Reporter Rodney Manley at The (Macon) Telegraph, Georgia’s third-largest circulation newspaper, has written a nice profile of Bishop James King. Bishop King was appointed earlier this year to be the episcopal leader of the South Georgia Conference.
The full article is no longer online, but here is an excerpt:
King is the South Georgia Conference’s first black bishop…. [But] he doesn’t give the “first black” thing “any attention at all.” He has, as they say, been there, done that. He was the first black pastor at one Tennessee church and later the first black bishop in Kentucky. “I don’t look through that lens,” he said. “I look through a Christlike lens.”. . .
King described his parents as “very devout Christians who nurtured me in every way.” His mother was a public school teacher who played piano and organ and was president of the Methodist women’s group in the church. “I remember her singing lullabies to me and teaching me to bend my knees in prayer. But not only that, I saw them do that.”. . .
King was baptized as a baby, but at age 14, he went before the church during a revival and was saved.
He also declared for the first time publicly that he had been called to the ministry, which he said raised an eyebrow of his school principal. “A typical boy, I was into everything. He said I was just saying that,” King said.

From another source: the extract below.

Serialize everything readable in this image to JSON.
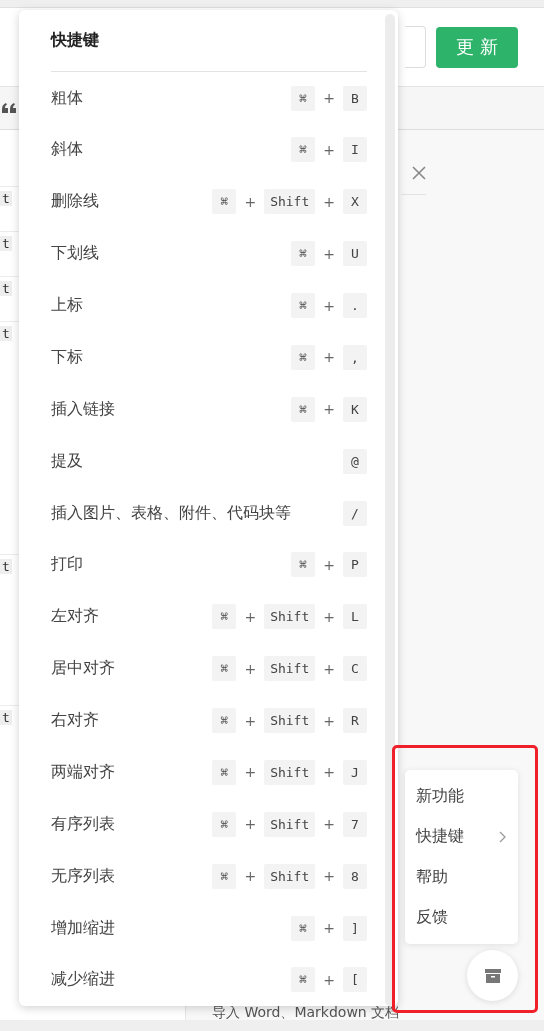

King attended Clark College where he “fell in love with psychology,” due in part to a childhood curiosity. “I understood the rationale of loving people and caring for people, but I didn’t understand how to modify behavior. I grew up with people who would go to revival and church, but noticed their behavior did not change.”
He now believes that faith is “like a virus to an adult,” especially those who were not raised in Christian homes. “It comes into the body as something unknown, and the body reacts to it as if it were an enemy. It’s very difficult to embrace something that you’ve never known, even though you crave it. It’s not only introducing faith, it’s nurturing that faith in adults. You have to really walk it and help people experience something they’re never known before.”. . .
[As for children and youth, Bishop King thinks] the church. . . needs to do a better job of teaching children and young people to “articulate their faith.”
“They’re going to make decisions about careers, about marriage, about their children. We’ve got to make sure our children are not just coming to Sunday school and hiding Easter eggs, which is wonderful, and playing the games, which is also wonderful. They’ve got to be taught the value of the faith. If we do not do that, we leave them without the armor that they need to live the full Christian life.”
In August, King was elected president of the General Commission on United Methodist Men, a national post. He told the commission it should focus on nurturing boys. “We’ve got to stop expecting fruit from men if we’ve not nurtured the root in boys,” he said.
Before being elected to the episcopacy in 2000, James King served three years as a district superintendent and briefly as the senior pastor of the 5000-member Brentwood UMC in Brentwood, Tenn. Other biographical information is here.
Bishop King recently launched a blog at BishopKing.com.